Berlin - Die Verunsicherung im Umgang mit dem Impfstoff von Astrazeneca wächst. Grund dafür sind weltweite Berichte über mögliche, teils schwere und unvorhergesehene Nebenwirkungen. Der bayerische Ministerpräsident Markus Söder will jetzt, dass deutsche Politiker ihre Vorbildfunktion erfüllen. Söders Forderung: Deutsche Politiker sollen sich mit Astrazeneca impfen lassen. Das sagte der CSU-Chef bei einer Pressekonferenz am Montag. Ein solches Vorgehen müsse in einer Impfverordnung entsprechend geregelt werden, sagte der bayerische Ministerpräsident am Montagmorgen weiter.

„Ich glaube, da braucht es jetzt auch Statements dafür, dass dieser Impfstoff wirksam ist und auch funktionieren kann“, sagte Söder. Weiter sprach der CSU-Chef von „ganz überlegten Vorbildfunktionen“, die gesetzt werden sollten. Es müsse „noch mal extra eine klare Aussage kommen: Ist der Impfstoff gut oder schlecht?“

Astrazeneca-Stopp unter anderem in Holland, Irland, Dänemark und Norwegen

Neben Holland und Irland haben aktuell auch Dänemark, Norwegen, Island, Bulgarien, Thailand und Kongo vorerst alle Impfungen mit dem Mittel gestoppt. Österreich und Rumänien hatten dagegen die Impfungen mit einer einzelnen Charge ausgesetzt. In den USA ist der Impfstoff von Astrazeneca derzeit noch nicht zugelassen. Laut Medienberichten will der Konzern aber in den nächsten Wochen eine Notfallzulassung beantragen.
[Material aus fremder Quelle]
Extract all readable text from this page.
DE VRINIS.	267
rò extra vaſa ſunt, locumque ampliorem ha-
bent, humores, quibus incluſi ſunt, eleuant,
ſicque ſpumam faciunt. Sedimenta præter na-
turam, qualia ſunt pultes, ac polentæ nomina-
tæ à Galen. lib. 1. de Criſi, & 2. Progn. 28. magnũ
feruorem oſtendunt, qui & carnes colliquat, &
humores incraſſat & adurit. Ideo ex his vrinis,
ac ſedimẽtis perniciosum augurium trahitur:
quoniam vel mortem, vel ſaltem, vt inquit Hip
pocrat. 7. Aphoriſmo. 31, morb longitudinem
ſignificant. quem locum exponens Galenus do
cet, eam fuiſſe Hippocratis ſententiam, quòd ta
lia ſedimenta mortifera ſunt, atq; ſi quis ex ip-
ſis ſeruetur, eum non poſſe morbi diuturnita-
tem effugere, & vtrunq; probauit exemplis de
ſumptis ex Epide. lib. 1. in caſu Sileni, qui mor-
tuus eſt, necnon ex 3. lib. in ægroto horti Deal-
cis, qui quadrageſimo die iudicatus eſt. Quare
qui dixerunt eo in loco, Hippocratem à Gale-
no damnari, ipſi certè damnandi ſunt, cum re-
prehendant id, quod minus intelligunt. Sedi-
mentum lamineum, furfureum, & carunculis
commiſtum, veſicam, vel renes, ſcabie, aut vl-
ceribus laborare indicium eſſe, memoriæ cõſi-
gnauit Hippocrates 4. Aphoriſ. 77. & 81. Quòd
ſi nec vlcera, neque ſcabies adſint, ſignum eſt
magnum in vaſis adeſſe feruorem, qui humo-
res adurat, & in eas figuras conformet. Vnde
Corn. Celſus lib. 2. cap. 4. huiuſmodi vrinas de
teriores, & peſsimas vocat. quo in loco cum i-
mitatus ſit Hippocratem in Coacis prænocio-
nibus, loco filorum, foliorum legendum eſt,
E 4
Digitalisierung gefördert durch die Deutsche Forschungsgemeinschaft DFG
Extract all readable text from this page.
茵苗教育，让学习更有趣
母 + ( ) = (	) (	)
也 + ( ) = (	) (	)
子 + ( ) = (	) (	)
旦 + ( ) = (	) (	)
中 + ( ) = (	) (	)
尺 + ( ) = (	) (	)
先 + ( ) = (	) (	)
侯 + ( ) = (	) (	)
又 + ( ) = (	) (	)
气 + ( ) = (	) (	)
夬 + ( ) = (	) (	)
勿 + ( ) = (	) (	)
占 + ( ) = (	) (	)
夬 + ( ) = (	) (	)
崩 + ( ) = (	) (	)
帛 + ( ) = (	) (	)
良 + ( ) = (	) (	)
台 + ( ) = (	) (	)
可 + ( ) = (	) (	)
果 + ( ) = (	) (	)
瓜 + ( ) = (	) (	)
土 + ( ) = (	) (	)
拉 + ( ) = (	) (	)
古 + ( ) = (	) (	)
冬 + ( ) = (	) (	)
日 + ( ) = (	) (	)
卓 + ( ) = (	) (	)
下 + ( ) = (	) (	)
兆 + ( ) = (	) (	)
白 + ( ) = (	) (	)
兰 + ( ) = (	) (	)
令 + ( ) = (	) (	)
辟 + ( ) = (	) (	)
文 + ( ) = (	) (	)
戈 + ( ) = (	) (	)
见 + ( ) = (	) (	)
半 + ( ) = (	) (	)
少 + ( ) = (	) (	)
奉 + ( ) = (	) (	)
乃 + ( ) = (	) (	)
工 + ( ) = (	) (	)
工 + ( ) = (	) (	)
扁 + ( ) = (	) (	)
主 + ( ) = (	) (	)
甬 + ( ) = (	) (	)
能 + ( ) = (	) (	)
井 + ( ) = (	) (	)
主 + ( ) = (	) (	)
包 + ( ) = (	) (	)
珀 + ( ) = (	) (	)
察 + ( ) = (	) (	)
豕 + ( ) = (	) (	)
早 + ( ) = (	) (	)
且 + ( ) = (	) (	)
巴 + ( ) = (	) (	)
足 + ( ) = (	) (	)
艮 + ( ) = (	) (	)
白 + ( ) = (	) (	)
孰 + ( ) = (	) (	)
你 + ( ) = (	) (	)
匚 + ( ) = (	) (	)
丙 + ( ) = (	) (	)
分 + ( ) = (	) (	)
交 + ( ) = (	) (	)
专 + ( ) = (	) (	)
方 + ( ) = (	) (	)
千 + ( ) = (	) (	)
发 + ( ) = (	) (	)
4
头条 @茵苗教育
In Deutschland wird der Impfstoff auch weiterhin verwendet, hieß es am Montag von einem Sprecher des Gesundheitsministeriums. Demnach sollen noch in dieser Woche am Paul-Ehrlich-Institut und bei der Europäischen Arzneimittelbehörde (EMA) verschiedene Expertenrunden zu dem Thema abgehalten werden.

Bundeskanzlerin Angela Merkel hatte eine öffentliche Impfung abgelehnt

Bundeskanzlerin Angela Merkel (CDU) hatte die Forderung nach einer öffentlichen Impfung von Politikern zuletzt kategorisch abgelehnt. Um der immer größer werdenden Skepsis gegen den Astrazeneca-Impfstoff in Deutschland zu begegnen, hatte sich der Generalsekretär der Deutschen Gesellschaft für Immunologie, Carsten Watzl, dafür ausgesprochen, dass sich die Bundeskanzlerin live im Fernsehen mit dem Präparat impfen lässt.

Regierungssprecher Steffen Seibert hatte damals dazu erklärt, Merkel habe immer wieder gesagt, sie lasse sich dann impfen, wenn sie an der Reihe sei. Sie sei zudem 66 Jahre alt, und derzeit sei der Impfstoff nur für unter 65-Jährige empfohlen, so Seibert. Berlins Regierender Bürgermeister Michael Müller (SPD) hingegen würde sich „sofort mit Astrazeneca impfen lassen“. Sowohl Seibert als auch Müller wiesen auf die Sicherheit des Impfstoffs hin.

Das Altersargument fällt nun jedoch weg, Astrazeneca ist mittlerweile auch für über 65-Jährige zugelassen. In Berlin werden bereits Termine für eine Covid-19-Impfung mit dem Wirkstoff von Astrazeneca an Menschen über 65 Jahre vergeben. Das kündigte die Gesundheitsverwaltung am Sonnabend an. „Die bei der Buchung vorgenommene Unterscheidung in unter oder über 65-Jährige fällt weg, da der Astrazeneca-Impfstoff jetzt auch für über 65-Jährige Berliner zugelassen ist“, erklärte die Behörde.